Sunday, December 19, 2004

How We Work

http://rodcorp.typepad.com/rodcorp/2004/12/how_we_work.html
[A nifty and eclectic collection. Some excerpts]

Paul Valéry, poet wrote some poetry and prose in his early twenties and then paused to take twenty years off to study his mental processes. After being encouraged by friends, he finally returned to poetry and in six years produced the three volumes that made his name.

Entrepreneur Ricardo Semler's anti-Taylorist methods at Semco may seem nutty (you can choose your own salary and manager, everyone can see the company financial accounts), but apparently they work. Semco's staff work in small, autonomous units of about a dozen (the size, says Semler, of a close family group). They make the decisions, choose their leaders, set objectives and decide who they need and what they should be paid: someone who wants too much pay for what they are doing might be frozen out by the group. "From a distance it can sound like a workers' paradise," says Semler, "but the system is pretty unforgiving, because if you put your salary too high, and people don't put you on the list as someone they need for the next six months, you're in more trouble than you would be at General Motors.

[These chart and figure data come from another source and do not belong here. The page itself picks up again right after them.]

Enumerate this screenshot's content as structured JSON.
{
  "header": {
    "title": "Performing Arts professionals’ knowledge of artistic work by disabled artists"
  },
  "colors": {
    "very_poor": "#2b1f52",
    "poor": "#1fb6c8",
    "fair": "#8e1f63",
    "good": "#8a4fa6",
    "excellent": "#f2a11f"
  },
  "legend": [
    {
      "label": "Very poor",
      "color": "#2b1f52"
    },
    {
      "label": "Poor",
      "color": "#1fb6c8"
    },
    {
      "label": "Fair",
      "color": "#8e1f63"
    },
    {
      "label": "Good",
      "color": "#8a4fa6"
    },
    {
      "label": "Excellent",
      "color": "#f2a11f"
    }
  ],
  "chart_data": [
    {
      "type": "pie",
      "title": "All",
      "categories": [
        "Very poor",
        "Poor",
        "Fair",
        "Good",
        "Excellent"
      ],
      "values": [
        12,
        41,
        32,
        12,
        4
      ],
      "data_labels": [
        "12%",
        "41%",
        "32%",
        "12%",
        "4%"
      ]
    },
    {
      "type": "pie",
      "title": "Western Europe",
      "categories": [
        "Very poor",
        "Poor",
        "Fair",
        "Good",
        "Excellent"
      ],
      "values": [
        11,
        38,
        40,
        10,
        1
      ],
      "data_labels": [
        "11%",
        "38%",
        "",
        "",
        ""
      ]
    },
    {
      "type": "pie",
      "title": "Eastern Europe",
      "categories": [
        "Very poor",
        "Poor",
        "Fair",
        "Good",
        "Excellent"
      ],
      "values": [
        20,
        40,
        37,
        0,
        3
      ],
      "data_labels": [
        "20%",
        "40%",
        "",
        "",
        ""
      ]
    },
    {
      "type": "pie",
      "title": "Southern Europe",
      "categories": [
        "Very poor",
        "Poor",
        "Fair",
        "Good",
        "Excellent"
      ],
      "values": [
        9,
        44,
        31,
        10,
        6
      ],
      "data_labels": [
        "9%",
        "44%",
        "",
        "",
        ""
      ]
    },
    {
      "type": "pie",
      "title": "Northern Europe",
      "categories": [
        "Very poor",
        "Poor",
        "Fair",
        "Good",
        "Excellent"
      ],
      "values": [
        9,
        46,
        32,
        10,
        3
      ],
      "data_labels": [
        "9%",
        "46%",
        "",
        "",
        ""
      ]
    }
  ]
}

There is little bureaucratic control beyond financial accountability; almost everything depends on peer pressure. . .

Author Phillip Roth stands while he's working, and "walks half a mile for every page". Like others, Roth has a strict regime: He works standing up, paces around while he's thinking and has said he walks half a mile for every page he writes. . .

Scott McNealy, entrepreneur: In 1997, McNealy banned the use of Powerpoint at Sun because it clogged disks, bandwidth and brains: "We had 12.9 gigabytes of Powerpoint slides in storage on our disk drives. Ha ha ha. It freaks me out just to think about. Do you how many person centuries that is? Of clip-art manipulations? I banned Powerpoint from our company - I just edicted it. . . If I just gave everybody overheads, you know, blank Mila overheads with all the free pens they wanted - I could drive productivity through the roof, as opposed to having - I mean you've all seen these overheads that have 14 pieces of clipart, 13 fonts, right hand justified, spell-check, 13 colors and you know your employee is exhausted by the time it finally comes off the printer. And do they communicate anything? No."

Jackson Pollock knocked a wall down in his studio in order to fit in the canvas that would become Mural (1943), for Peggy Guggenheim's apartment. But he didn't commence work on it until 15 hours before it was due to be delivered - "it was a stampede", he would later report. When it was delivered, Guggenheim found that it was eight inches too long to fit into the space. On Marcel Duchamp's advise it was chopped down to fit.